The site is just 20 miles from the Yakama Reservation, according to Earth Island Journal. The Yakama, who have been advocating for cleanup for years, said the cave-in was exactly what the tribe has feared since waste was first stored there “temporarily” between 1960 and ’65. The cleanup has never been completed, and deadlines to do so have been extended several times.
“This tunnel collapse is a clear example of why the Yakama Nation has concerns with the U.S. DOE continuously extending cleanup deadlines at the Hanford Nuclear Site,” said Yakama Nation Tribal Council Chairman Chi’ Qwax (JoDe Goudy) in a statement. “Although we are relieved that there are no known injuries or radioactive releases to the environment, it does not negate the fact that the existence of the Hanford Nuclear Site, which is the largest hazardous waste site in the western hemisphere and within Yakama homelands, is yet another legacy of hundreds of years of Euro-American doctrines of domination and dehumanization of the Native peoples. The Yakama Nation is extremely disappointed that although we have expressed our concerns for several years regarding the integrity of these tunnels and the hazardous material contained within, no preventative action was taken.”
Indeed, two years ago a study warned the DOE that those very tunnels were in danger of collapse, The Spokesman-Review reported on May 9.
Hanford was one of the Manhattan Project sites during World War 2, where plutonium was processed for the earliest atomic bombs. The current cleanup deadline is 2042, but the Yakama said that is too far away.
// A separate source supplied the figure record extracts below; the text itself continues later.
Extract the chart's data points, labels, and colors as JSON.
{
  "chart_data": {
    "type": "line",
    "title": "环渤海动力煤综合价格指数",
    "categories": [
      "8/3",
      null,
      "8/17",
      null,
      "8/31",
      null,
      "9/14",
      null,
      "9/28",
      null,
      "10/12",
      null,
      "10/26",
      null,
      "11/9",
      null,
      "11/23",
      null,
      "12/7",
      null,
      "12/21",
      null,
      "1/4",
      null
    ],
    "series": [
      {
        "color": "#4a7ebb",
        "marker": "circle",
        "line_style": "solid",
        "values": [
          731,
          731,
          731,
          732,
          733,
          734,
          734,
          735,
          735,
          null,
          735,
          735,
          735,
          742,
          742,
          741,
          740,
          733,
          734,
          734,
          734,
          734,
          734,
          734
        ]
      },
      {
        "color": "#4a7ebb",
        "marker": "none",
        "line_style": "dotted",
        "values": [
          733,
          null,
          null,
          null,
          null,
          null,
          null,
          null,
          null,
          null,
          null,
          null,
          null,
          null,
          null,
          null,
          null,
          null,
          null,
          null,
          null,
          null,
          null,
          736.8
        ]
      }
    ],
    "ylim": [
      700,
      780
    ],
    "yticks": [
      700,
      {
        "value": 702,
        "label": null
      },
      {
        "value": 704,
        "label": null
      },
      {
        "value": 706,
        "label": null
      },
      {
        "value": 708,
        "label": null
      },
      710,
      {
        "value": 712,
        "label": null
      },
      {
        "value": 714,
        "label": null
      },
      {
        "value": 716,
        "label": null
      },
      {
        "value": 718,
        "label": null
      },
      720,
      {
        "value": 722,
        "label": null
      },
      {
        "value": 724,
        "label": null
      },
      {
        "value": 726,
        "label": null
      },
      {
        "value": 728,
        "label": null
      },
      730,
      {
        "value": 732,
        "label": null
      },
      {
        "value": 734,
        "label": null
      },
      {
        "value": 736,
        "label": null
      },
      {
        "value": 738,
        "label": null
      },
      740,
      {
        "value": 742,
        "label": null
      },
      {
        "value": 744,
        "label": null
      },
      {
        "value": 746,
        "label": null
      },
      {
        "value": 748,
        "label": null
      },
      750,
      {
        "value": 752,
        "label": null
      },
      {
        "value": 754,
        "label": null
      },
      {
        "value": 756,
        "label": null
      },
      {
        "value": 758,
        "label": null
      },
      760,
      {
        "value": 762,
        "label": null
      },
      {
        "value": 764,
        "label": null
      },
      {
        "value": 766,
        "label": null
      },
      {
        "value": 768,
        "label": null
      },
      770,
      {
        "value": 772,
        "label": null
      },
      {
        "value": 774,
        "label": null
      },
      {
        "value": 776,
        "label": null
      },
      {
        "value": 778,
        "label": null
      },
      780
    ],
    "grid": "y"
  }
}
“The Yakama Nation expects the Tri Party (U.S. DOE, Washington State, and the Environmental Protection Agency) to reconsider the 2042 deadline for tunnel cleanup and take immediate steps to remove, treat, and dispose of the radioactive material,” Goudy said, adding that he had invited U.S. Secretary of Energy Rick Perry “to discuss this and other serious concerns at the Hanford Nuclear Site so that we can take actions to properly protect our Yakama homelands and the Columbia Plateau.”
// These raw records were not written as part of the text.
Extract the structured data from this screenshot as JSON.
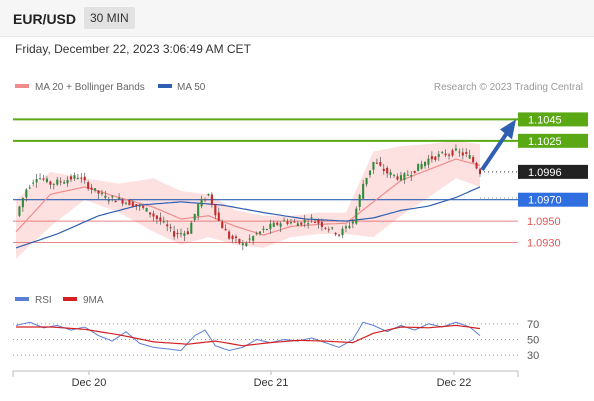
{
  "header": {
    "pair": "EUR/USD",
    "timeframe": "30 MIN",
    "timestamp": "Friday, December 22, 2023 3:06:49 AM CET"
  },
  "legend": {
    "ma20_label": "MA 20 + Bollinger Bands",
    "ma50_label": "MA 50",
    "source": "Research © 2023 Trading Central"
  },
  "rsi_legend": {
    "rsi_label": "RSI",
    "ma_label": "9MA"
  },
  "colors": {
    "ma20": "#f08c8c",
    "ma50": "#2f5fb0",
    "band": "#fcd6d6",
    "up": "#2e8b3a",
    "down": "#c62828",
    "resistance": "#5aa814",
    "support": "#e05555",
    "rsi": "#5b7fd6",
    "rsi_ma": "#d42020"
  },
  "chart_data": {
    "type": "candlestick",
    "ylim": [
      1.0895,
      1.1065
    ],
    "x_labels": [
      "Dec 20",
      "Dec 21",
      "Dec 22"
    ],
    "last_price": 1.0996,
    "levels": [
      {
        "label": "1.1045",
        "value": 1.1045,
        "kind": "resistance"
      },
      {
        "label": "1.1025",
        "value": 1.1025,
        "kind": "resistance"
      },
      {
        "label": "1.0970",
        "value": 1.097,
        "kind": "pivot"
      },
      {
        "label": "1.0950",
        "value": 1.095,
        "kind": "support"
      },
      {
        "label": "1.0930",
        "value": 1.093,
        "kind": "support"
      }
    ],
    "last_label": "1.0996",
    "arrow_target": 1.1045,
    "price_path": [
      [
        0,
        1.0955
      ],
      [
        3,
        1.098
      ],
      [
        6,
        1.0992
      ],
      [
        10,
        1.0985
      ],
      [
        14,
        1.0988
      ],
      [
        18,
        1.0992
      ],
      [
        22,
        1.098
      ],
      [
        26,
        1.0972
      ],
      [
        30,
        1.097
      ],
      [
        34,
        1.0966
      ],
      [
        38,
        1.096
      ],
      [
        42,
        1.095
      ],
      [
        46,
        1.0938
      ],
      [
        50,
        1.094
      ],
      [
        53,
        1.0965
      ],
      [
        56,
        1.0975
      ],
      [
        59,
        1.095
      ],
      [
        62,
        1.0935
      ],
      [
        66,
        1.0928
      ],
      [
        70,
        1.0938
      ],
      [
        74,
        1.0945
      ],
      [
        78,
        1.095
      ],
      [
        82,
        1.0948
      ],
      [
        86,
        1.0952
      ],
      [
        90,
        1.0945
      ],
      [
        94,
        1.0938
      ],
      [
        98,
        1.095
      ],
      [
        101,
        1.0985
      ],
      [
        104,
        1.1005
      ],
      [
        108,
        1.0995
      ],
      [
        112,
        1.099
      ],
      [
        116,
        1.0998
      ],
      [
        120,
        1.1008
      ],
      [
        124,
        1.1012
      ],
      [
        128,
        1.1015
      ],
      [
        132,
        1.101
      ],
      [
        135,
        1.0996
      ]
    ],
    "ma20": [
      [
        0,
        1.094
      ],
      [
        10,
        1.0975
      ],
      [
        20,
        1.0982
      ],
      [
        30,
        1.0972
      ],
      [
        40,
        1.0963
      ],
      [
        48,
        1.0952
      ],
      [
        56,
        1.0955
      ],
      [
        64,
        1.0945
      ],
      [
        72,
        1.0937
      ],
      [
        80,
        1.0945
      ],
      [
        88,
        1.0947
      ],
      [
        96,
        1.0948
      ],
      [
        104,
        1.0968
      ],
      [
        112,
        1.0988
      ],
      [
        120,
        1.0998
      ],
      [
        128,
        1.1008
      ],
      [
        135,
        1.1002
      ]
    ],
    "band_upper": [
      [
        0,
        1.097
      ],
      [
        10,
        1.0996
      ],
      [
        20,
        1.099
      ],
      [
        30,
        1.0985
      ],
      [
        40,
        1.099
      ],
      [
        48,
        1.0978
      ],
      [
        56,
        1.0975
      ],
      [
        64,
        1.096
      ],
      [
        72,
        1.0955
      ],
      [
        80,
        1.0955
      ],
      [
        88,
        1.0958
      ],
      [
        96,
        1.0958
      ],
      [
        104,
        1.1015
      ],
      [
        112,
        1.102
      ],
      [
        120,
        1.1022
      ],
      [
        128,
        1.1025
      ],
      [
        135,
        1.1022
      ]
    ],
    "band_lower": [
      [
        0,
        1.0915
      ],
      [
        10,
        1.0945
      ],
      [
        20,
        1.097
      ],
      [
        30,
        1.0958
      ],
      [
        40,
        1.094
      ],
      [
        48,
        1.0928
      ],
      [
        56,
        1.0935
      ],
      [
        64,
        1.0928
      ],
      [
        72,
        1.0925
      ],
      [
        80,
        1.0935
      ],
      [
        88,
        1.0938
      ],
      [
        96,
        1.0938
      ],
      [
        104,
        1.0935
      ],
      [
        112,
        1.0955
      ],
      [
        120,
        1.0972
      ],
      [
        128,
        1.099
      ],
      [
        135,
        1.0982
      ]
    ],
    "ma50": [
      [
        0,
        1.0925
      ],
      [
        12,
        1.0938
      ],
      [
        24,
        1.0955
      ],
      [
        36,
        1.0965
      ],
      [
        48,
        1.0968
      ],
      [
        60,
        1.0965
      ],
      [
        72,
        1.0958
      ],
      [
        84,
        1.0952
      ],
      [
        96,
        1.095
      ],
      [
        104,
        1.0953
      ],
      [
        112,
        1.096
      ],
      [
        120,
        1.0964
      ],
      [
        128,
        1.0972
      ],
      [
        135,
        1.0982
      ]
    ],
    "rsi": {
      "ylim": [
        20,
        80
      ],
      "ticks": [
        "70",
        "50",
        "30"
      ],
      "tick_values": [
        70,
        50,
        30
      ],
      "rsi_path": [
        [
          0,
          68
        ],
        [
          4,
          72
        ],
        [
          8,
          65
        ],
        [
          12,
          68
        ],
        [
          16,
          62
        ],
        [
          20,
          66
        ],
        [
          24,
          55
        ],
        [
          28,
          48
        ],
        [
          32,
          60
        ],
        [
          36,
          45
        ],
        [
          40,
          40
        ],
        [
          44,
          38
        ],
        [
          48,
          36
        ],
        [
          52,
          55
        ],
        [
          55,
          62
        ],
        [
          58,
          42
        ],
        [
          62,
          36
        ],
        [
          66,
          40
        ],
        [
          70,
          50
        ],
        [
          74,
          46
        ],
        [
          78,
          50
        ],
        [
          82,
          48
        ],
        [
          86,
          52
        ],
        [
          90,
          46
        ],
        [
          94,
          40
        ],
        [
          98,
          50
        ],
        [
          101,
          72
        ],
        [
          104,
          68
        ],
        [
          108,
          60
        ],
        [
          112,
          68
        ],
        [
          116,
          62
        ],
        [
          120,
          70
        ],
        [
          124,
          66
        ],
        [
          128,
          72
        ],
        [
          132,
          66
        ],
        [
          135,
          55
        ]
      ],
      "ma_path": [
        [
          0,
          66
        ],
        [
          10,
          66
        ],
        [
          20,
          63
        ],
        [
          30,
          56
        ],
        [
          40,
          47
        ],
        [
          50,
          44
        ],
        [
          58,
          48
        ],
        [
          66,
          42
        ],
        [
          74,
          46
        ],
        [
          82,
          49
        ],
        [
          90,
          48
        ],
        [
          98,
          46
        ],
        [
          104,
          58
        ],
        [
          112,
          66
        ],
        [
          120,
          65
        ],
        [
          128,
          68
        ],
        [
          135,
          64
        ]
      ]
    }
  }
}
The Yakama were joined in their concern by Washington Governor Jay Inslee, who also censured the federal government, issuing an enforcement order to the DOE via the state Department of Ecology. The order directed the DOE to “immediately assess the integrity of the tunnels and take swift corrective action,” the state ecology department said in a statement.
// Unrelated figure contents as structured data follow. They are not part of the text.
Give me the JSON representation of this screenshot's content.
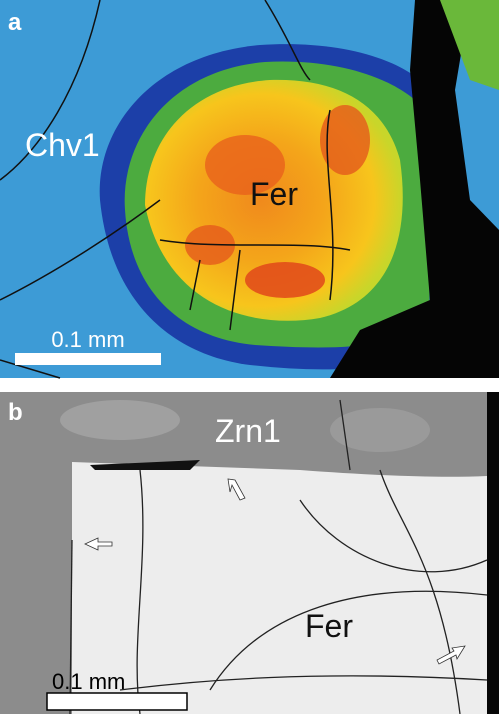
{
  "panels": [
    {
      "label": "a",
      "annotations": [
        "Chv1",
        "Fer"
      ],
      "scale_bar": "0.1 mm"
    },
    {
      "label": "b",
      "annotations": [
        "Zrn1",
        "Fer"
      ],
      "scale_bar": "0.1 mm"
    }
  ]
}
“This alarming emergency compels us to take immediate action—to hold the federal government accountable to its obligation to clean up the largest nuclear waste site in the country,” said Washington Department of Ecology Director Maia Bellon in the statement. “The infrastructure built to temporarily store radioactive waste is now more than a half-century old. The tunnel collapse is direct evidence that it's failing. It’s the latest in a series of alarms that the safety and health of Hanford workers and our citizens are at risk.”